Qui les connaît, les folles de la place de Mai ? Et qui sait qu’elles tournent encore, 40 ans après les faits, ces mères et grand-mères de disparus, victimes de la pire dictature argentine, celle de Videla ? Santiago Moreno, trop jeune pour avoir vécu directement cette histoire, est parti mener l’enquête dans son pays d’origine, entraînant à sa suite sa comparse Delphine Bardot qui, elle, découvrait du même coup un drame dont elle n’avait jamais entendu parler.

Bouleversés par leur rencontre avec certaines de ces femmes, dont les rangs s’éclaircissent à mesure que passent les années, ils ont mis beaucoup d’eux-mêmes dans ce spectacle, se sentant comme investis d’une mission. D’où l’exposition, le film, le projet de transmission auprès de jeunes apprentis brodeuses d’un lycée professionnel et les nombreuses rencontres qui s’organisent autour des représentations… Beaucoup de spectateurs sortent émus de ce spectacle et c’est tant mieux !

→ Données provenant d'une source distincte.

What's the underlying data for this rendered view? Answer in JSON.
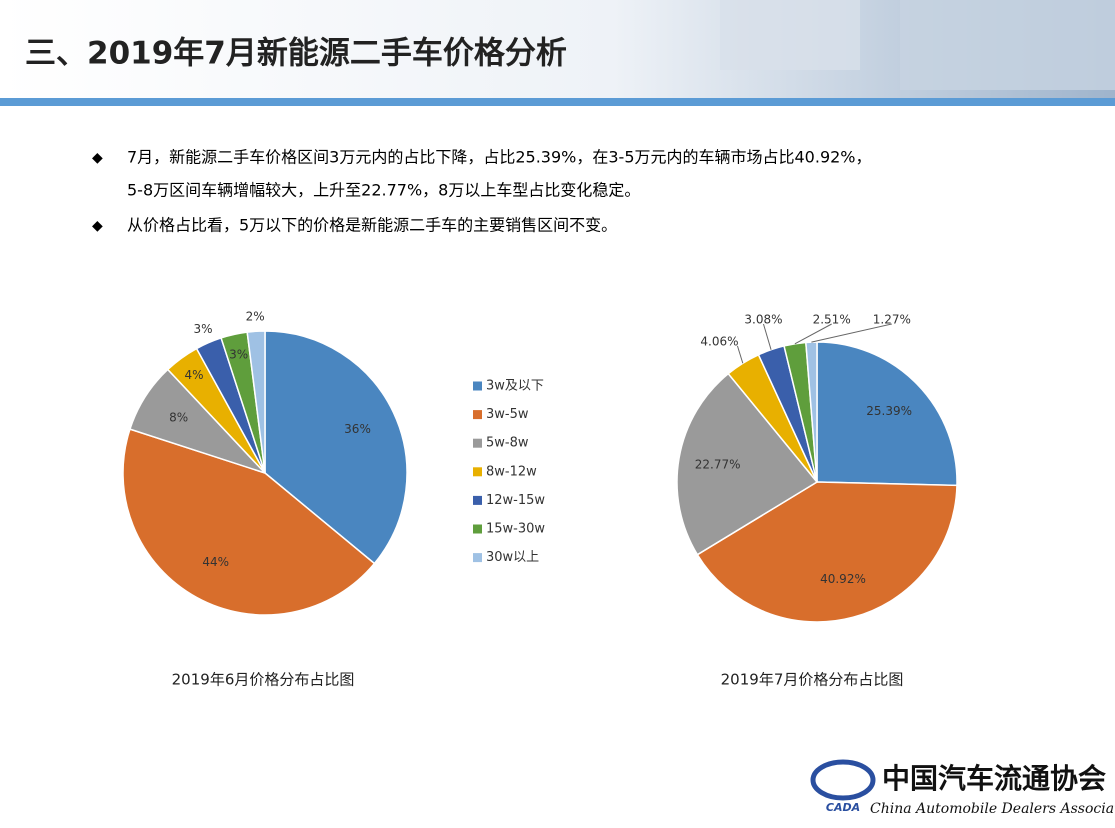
{
  "header": {
    "title": "三、2019年7月新能源二手车价格分析"
  },
  "bullets": [
    "7月，新能源二手车价格区间3万元内的占比下降，占比25.39%，在3-5万元内的车辆市场占比40.92%，",
    "5-8万区间车辆增幅较大，上升至22.77%，8万以上车型占比变化稳定。",
    "从价格占比看，5万以下的价格是新能源二手车的主要销售区间不变。"
  ],
  "legend": {
    "categories": [
      "3w及以下",
      "3w-5w",
      "5w-8w",
      "8w-12w",
      "12w-15w",
      "15w-30w",
      "30w以上"
    ],
    "colors": [
      "#4a86c0",
      "#d86e2c",
      "#9a9a9a",
      "#e8b000",
      "#3a5fab",
      "#5f9e3c",
      "#9fc1e4"
    ]
  },
  "chart_data": [
    {
      "type": "pie",
      "title": "2019年6月价格分布占比图",
      "values": [
        36,
        44,
        8,
        4,
        3,
        3,
        2
      ],
      "value_labels": [
        "36%",
        "44%",
        "8%",
        "4%",
        "3%",
        "3%",
        "2%"
      ]
    },
    {
      "type": "pie",
      "title": "2019年7月价格分布占比图",
      "values": [
        25.39,
        40.92,
        22.77,
        4.06,
        3.08,
        2.51,
        1.27
      ],
      "value_labels": [
        "25.39%",
        "40.92%",
        "22.77%",
        "4.06%",
        "3.08%",
        "2.51%",
        "1.27%"
      ]
    }
  ],
  "logo": {
    "mark": "CADA",
    "name": "中国汽车流通协会",
    "english": "China Automobile Dealers Association"
  }
}
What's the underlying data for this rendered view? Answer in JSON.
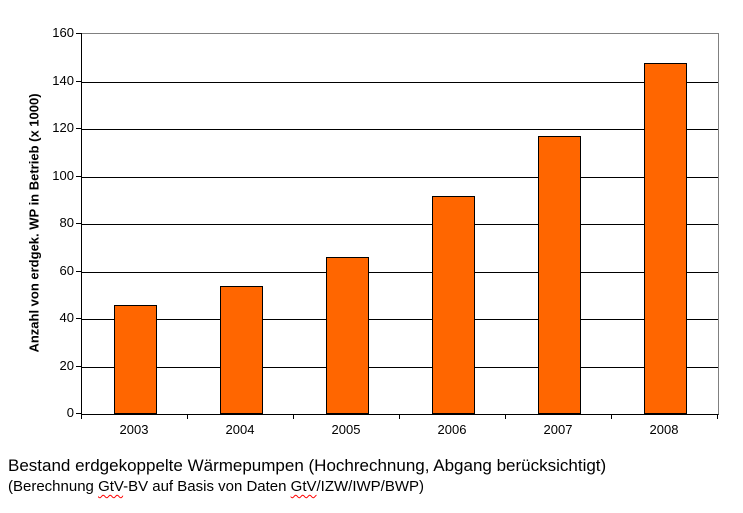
{
  "chart_data": {
    "type": "bar",
    "title": "",
    "categories": [
      "2003",
      "2004",
      "2005",
      "2006",
      "2007",
      "2008"
    ],
    "values": [
      46,
      54,
      66,
      92,
      117,
      148
    ],
    "xlabel": "",
    "ylabel": "Anzahl von erdgek. WP in Betrieb (x 1000)",
    "ylim": [
      0,
      160
    ],
    "yticks": [
      0,
      20,
      40,
      60,
      80,
      100,
      120,
      140,
      160
    ],
    "grid": true,
    "legend": "none",
    "bar_color": "#FF6600",
    "bar_border_color": "#000000",
    "gridline_color": "#000000",
    "plot_border_color": "#808080",
    "background_color": "#FFFFFF"
  },
  "caption": {
    "line1": "Bestand erdgekoppelte Wärmepumpen (Hochrechnung, Abgang berücksichtigt)",
    "line2_parts": [
      {
        "text": "(Berechnung ",
        "misspelled": false
      },
      {
        "text": "GtV",
        "misspelled": true
      },
      {
        "text": "-BV auf Basis von Daten ",
        "misspelled": false
      },
      {
        "text": "GtV",
        "misspelled": true
      },
      {
        "text": "/IZW/IWP/BWP)",
        "misspelled": false
      }
    ],
    "spellcheck_color": "#FF0000"
  }
}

D’autant que le militantisme n’altère en rien la force du geste artistique qui se présente en deux volets, deux solos de nature radicalement différente. Dans Point de croix qui ouvre la soirée, une femme, seule et silencieuse dans la pénombre de son petit logis, entrelacent les fils de la mémoire et de la vie. A mesure que ses doigts travaillent à son ouvrage, un visage apparaît, celui d’une jeune femme à jamais disparue… Tout en retenue et en clair-obscur, cette première partie, magnifiquement interprétée par Delphine Bardot, invite au recueillement. D’un geste sûr la marionnettiste dévide la métaphore du fil et rend un poignant hommage au courage et à la ténacité de ces mères dont le signe de ralliement est un foulard blanc, le lange de leur premier né brodé de son prénom.

La deuxième partie, Silencio es salud, plus joueuse et plus diverse aussi dans sa forme, s’apparente davantage à une enquête sur les traces de Santiago Moreno de retour dans son pays. On y découvre des images documentaires de la fameuse Plaza de Mayo avec ces mères couvertes de leur fichu qui tournent ensemble inlassablement pour réclamer la vérité. On voit les vrais visages ; on entend le témoignage de l’une d’elles. On y découvre aussi le cynisme de Videla qui, dans une interview restée célèbre, s’ingénie par une pirouette réthorique à nier jusqu’à l’existence des disparus. Dans ce contexte, Silencio es salud (le silence c’est la santé), l’inscription qui figure au centre de la place de Mai et qui fait initialement référence au bruit de la circulation, prend une connotation autrement amère.

On retrouve l’homme-orchestre, l’un des premiers spectacles du jeune acteur, mais cette fois sa performance musicale sur instruments traditionnels argentins trouve un autre écho à nos oreilles.